De la démocratie en France

 

Par Saucratès 

 

Rome, dimanche 16 octobre 2022

 

Le fait de demander si nous vivons bien en démocratie est considérée comme une question sacrilège. Que ce soit à Paris ou à Saint-Denis de La Réunion, la réponse de tout ce que la France compte de bien-pensants, d’aficionados du pouvoir, du gouvernement, des puissants, est partout la même : «on voudrait te voir en Russie ou en Corée du Nord pour que tu comprennes ce qu’est une dictature». Des zinfonautes comme Lesseps (devigne) ou le machialique Lodiab, ou l’abominable POLO adorent se déchaîner contre ceux qui osent critiquer le gouvernement ou sa politique. Mais c’est exactement pareil sur tous les autres médias comme nous le rappelle Natacha Polony, directrice de la rédaction de Marianne, dans son livre «Sommes-nous encore en démocratie ?»

 

«Le fait même de poser la question est louche.
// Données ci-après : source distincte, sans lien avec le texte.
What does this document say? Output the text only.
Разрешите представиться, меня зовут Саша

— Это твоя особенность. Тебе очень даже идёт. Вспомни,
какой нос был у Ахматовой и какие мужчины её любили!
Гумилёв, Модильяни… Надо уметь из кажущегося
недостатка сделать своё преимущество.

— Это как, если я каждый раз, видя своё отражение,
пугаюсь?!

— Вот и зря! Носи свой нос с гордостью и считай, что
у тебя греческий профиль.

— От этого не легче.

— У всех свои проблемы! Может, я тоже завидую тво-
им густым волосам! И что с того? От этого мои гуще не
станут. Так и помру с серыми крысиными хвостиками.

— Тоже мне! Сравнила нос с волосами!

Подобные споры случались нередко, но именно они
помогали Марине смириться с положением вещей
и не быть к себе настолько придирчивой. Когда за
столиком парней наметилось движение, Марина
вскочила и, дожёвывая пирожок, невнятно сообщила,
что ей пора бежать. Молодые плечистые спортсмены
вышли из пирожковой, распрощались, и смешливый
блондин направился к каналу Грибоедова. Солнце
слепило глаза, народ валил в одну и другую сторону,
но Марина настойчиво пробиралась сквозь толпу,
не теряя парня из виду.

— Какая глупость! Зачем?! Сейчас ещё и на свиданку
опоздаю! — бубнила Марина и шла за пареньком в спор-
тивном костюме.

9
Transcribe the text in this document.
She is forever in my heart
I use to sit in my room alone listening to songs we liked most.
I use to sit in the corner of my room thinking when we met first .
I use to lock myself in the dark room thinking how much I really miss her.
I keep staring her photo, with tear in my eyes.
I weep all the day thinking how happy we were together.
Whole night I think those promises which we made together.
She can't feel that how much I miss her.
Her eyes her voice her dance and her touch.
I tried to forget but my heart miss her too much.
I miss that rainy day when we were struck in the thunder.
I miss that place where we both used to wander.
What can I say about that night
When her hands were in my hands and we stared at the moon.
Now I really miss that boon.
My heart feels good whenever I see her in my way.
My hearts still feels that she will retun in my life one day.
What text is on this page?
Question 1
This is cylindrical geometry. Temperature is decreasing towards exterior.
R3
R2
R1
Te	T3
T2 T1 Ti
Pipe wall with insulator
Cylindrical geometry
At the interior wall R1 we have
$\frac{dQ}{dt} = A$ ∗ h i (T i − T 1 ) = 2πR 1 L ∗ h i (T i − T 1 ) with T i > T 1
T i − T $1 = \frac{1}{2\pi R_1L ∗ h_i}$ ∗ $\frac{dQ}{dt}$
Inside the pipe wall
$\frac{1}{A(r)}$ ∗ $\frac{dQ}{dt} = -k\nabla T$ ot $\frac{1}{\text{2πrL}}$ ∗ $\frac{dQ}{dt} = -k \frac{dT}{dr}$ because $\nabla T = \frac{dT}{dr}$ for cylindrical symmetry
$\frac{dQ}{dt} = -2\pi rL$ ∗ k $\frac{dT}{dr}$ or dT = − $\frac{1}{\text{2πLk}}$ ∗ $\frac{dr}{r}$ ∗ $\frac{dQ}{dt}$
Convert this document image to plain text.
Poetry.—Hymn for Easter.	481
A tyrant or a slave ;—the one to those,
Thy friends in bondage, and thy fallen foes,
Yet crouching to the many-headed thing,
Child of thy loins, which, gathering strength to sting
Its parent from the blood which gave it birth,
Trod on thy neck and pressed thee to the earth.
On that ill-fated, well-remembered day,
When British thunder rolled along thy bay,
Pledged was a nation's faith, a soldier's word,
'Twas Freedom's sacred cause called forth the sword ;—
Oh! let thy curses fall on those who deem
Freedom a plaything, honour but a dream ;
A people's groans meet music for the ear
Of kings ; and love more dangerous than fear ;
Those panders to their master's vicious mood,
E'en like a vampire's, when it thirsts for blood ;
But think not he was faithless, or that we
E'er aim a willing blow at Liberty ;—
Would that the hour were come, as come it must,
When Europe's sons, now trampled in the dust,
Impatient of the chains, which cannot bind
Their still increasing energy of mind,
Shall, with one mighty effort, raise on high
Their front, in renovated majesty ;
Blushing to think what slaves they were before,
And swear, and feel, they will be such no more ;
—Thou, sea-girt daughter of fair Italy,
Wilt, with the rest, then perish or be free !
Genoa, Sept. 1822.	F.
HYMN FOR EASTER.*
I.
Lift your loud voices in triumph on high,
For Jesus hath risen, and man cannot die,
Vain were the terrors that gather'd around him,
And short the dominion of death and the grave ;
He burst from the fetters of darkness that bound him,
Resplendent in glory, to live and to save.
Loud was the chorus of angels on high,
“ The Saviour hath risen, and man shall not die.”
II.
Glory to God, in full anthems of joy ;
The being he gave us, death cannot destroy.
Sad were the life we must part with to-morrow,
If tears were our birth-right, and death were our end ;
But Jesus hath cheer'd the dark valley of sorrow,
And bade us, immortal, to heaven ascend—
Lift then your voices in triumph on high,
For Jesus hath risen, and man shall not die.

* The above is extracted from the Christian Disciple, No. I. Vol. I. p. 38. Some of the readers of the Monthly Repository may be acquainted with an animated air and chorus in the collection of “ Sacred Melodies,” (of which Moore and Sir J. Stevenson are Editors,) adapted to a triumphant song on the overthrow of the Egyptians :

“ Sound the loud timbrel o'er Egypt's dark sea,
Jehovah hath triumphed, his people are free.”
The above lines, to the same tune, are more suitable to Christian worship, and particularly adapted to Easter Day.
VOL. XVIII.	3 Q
Voire indécent. Mais savez-vous ce que c’est que le contraire de la démocratie ? C’est la dictature, c’est le totalitarisme, ce sont les camps, les emprisonnements arbitraires, l’élimination des opposants. Du coup, si ce n’est pas l’un, c’est l’autre. Nous sommes donc en démocratie. CQFD. Fermez le ban. Question suivante.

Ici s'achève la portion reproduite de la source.